I can sometimes sing him to sleep. Unfortunately sleep doesn't last through the night, so whomever takes the night shift gets to do the routine all over again, but we are trying very hard to keep him in his own home. We do have 2 hired aides who come into his home, and 2-3 of his sons take turns working through the night shift. I work with the aides, and this week have taken shifts by myself. It isn't easy. But, when he grabs my hand for comfort, it makes it all worth the sacrifices. I know it calms him, and that is what I want to do. Unfortunately my father-in-law is in the severe stage of dimensia, with no more bowel or bladder control, his mind just doesn't register most of what he needs to be doing, he has a fear of water so no showering, he doesn't understand even the simplest instructions, but he is still in there and when I can get a connection where he does understand, it is wonderful.
Good luck ElizabethAnna. Just do your best. Don't be afraid to reach out for help.
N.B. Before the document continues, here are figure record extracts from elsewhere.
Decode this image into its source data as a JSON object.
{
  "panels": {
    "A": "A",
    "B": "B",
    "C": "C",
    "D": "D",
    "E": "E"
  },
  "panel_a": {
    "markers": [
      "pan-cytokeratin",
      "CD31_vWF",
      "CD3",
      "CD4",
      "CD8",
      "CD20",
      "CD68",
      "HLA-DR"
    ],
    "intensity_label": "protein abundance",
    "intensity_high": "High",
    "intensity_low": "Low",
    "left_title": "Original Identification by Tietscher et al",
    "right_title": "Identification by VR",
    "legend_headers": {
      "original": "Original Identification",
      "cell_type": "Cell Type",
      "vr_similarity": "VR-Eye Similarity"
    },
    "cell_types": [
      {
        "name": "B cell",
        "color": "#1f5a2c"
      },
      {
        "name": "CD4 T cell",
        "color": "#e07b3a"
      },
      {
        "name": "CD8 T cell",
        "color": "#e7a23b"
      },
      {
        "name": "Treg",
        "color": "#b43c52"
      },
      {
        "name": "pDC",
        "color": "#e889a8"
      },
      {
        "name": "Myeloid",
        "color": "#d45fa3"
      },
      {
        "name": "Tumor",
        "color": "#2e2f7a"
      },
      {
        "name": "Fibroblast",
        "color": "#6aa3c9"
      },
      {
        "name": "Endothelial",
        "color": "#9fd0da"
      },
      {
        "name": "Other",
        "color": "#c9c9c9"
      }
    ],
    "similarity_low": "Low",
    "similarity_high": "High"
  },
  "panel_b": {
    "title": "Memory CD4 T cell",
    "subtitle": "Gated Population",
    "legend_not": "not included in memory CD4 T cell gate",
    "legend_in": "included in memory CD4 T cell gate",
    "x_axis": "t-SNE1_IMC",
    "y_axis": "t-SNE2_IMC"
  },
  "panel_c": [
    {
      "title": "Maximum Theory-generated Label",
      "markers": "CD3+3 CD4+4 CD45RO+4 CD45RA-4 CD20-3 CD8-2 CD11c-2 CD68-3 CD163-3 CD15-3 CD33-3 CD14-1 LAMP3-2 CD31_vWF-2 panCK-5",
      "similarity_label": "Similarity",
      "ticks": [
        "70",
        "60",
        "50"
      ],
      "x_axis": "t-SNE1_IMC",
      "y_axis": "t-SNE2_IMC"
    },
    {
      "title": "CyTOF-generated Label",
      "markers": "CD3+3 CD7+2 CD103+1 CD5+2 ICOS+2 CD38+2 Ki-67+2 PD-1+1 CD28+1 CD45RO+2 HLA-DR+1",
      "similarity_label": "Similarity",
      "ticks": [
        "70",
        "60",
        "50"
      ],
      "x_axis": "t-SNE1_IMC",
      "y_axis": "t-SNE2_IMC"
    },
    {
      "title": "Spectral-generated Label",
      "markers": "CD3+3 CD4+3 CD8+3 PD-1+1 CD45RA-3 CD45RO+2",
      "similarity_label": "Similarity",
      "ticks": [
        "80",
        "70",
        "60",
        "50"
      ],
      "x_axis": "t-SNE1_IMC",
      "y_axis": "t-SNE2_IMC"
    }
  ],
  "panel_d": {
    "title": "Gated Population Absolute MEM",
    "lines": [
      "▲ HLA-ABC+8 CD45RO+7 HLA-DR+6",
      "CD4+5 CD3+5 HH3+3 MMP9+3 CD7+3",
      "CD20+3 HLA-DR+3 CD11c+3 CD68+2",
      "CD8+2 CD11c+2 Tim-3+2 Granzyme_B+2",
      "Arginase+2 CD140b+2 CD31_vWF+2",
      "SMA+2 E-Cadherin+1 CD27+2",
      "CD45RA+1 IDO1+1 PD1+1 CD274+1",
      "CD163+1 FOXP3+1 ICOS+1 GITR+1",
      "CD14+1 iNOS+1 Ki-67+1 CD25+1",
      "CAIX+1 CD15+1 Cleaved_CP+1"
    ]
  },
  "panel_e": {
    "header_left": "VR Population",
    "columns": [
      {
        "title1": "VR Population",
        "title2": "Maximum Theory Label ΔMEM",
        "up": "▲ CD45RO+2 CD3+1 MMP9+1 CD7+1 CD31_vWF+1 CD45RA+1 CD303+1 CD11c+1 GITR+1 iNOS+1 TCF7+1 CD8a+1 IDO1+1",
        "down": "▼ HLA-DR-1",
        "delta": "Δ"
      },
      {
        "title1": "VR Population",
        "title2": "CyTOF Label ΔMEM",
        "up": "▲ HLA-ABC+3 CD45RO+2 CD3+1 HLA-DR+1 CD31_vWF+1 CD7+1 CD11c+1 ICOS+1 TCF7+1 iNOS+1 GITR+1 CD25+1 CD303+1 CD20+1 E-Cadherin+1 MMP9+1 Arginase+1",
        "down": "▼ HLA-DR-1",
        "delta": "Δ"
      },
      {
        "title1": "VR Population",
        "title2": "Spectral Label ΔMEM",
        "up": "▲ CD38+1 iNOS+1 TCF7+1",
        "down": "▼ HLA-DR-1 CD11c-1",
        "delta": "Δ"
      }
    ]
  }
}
Our family has had to do that, and we all just work together with the aides to make sure he has the best care available.
It's often not possible for even the most devoted child to care for an elder through the end stages of dementia as sole caregiver.
Dementia is not "normal development " the way childhood is. Dementia is a disease; if you'd had, say, CP or Autism as a child, your parents would have sought the best outside resources available . And you need to do the same .
It wouldn't hurt to be prepared and ask one of her doctors for a script for home health care
I'm still hoping others will stop by and offer some suggestions.
Has the possibility if Hospice been discussed?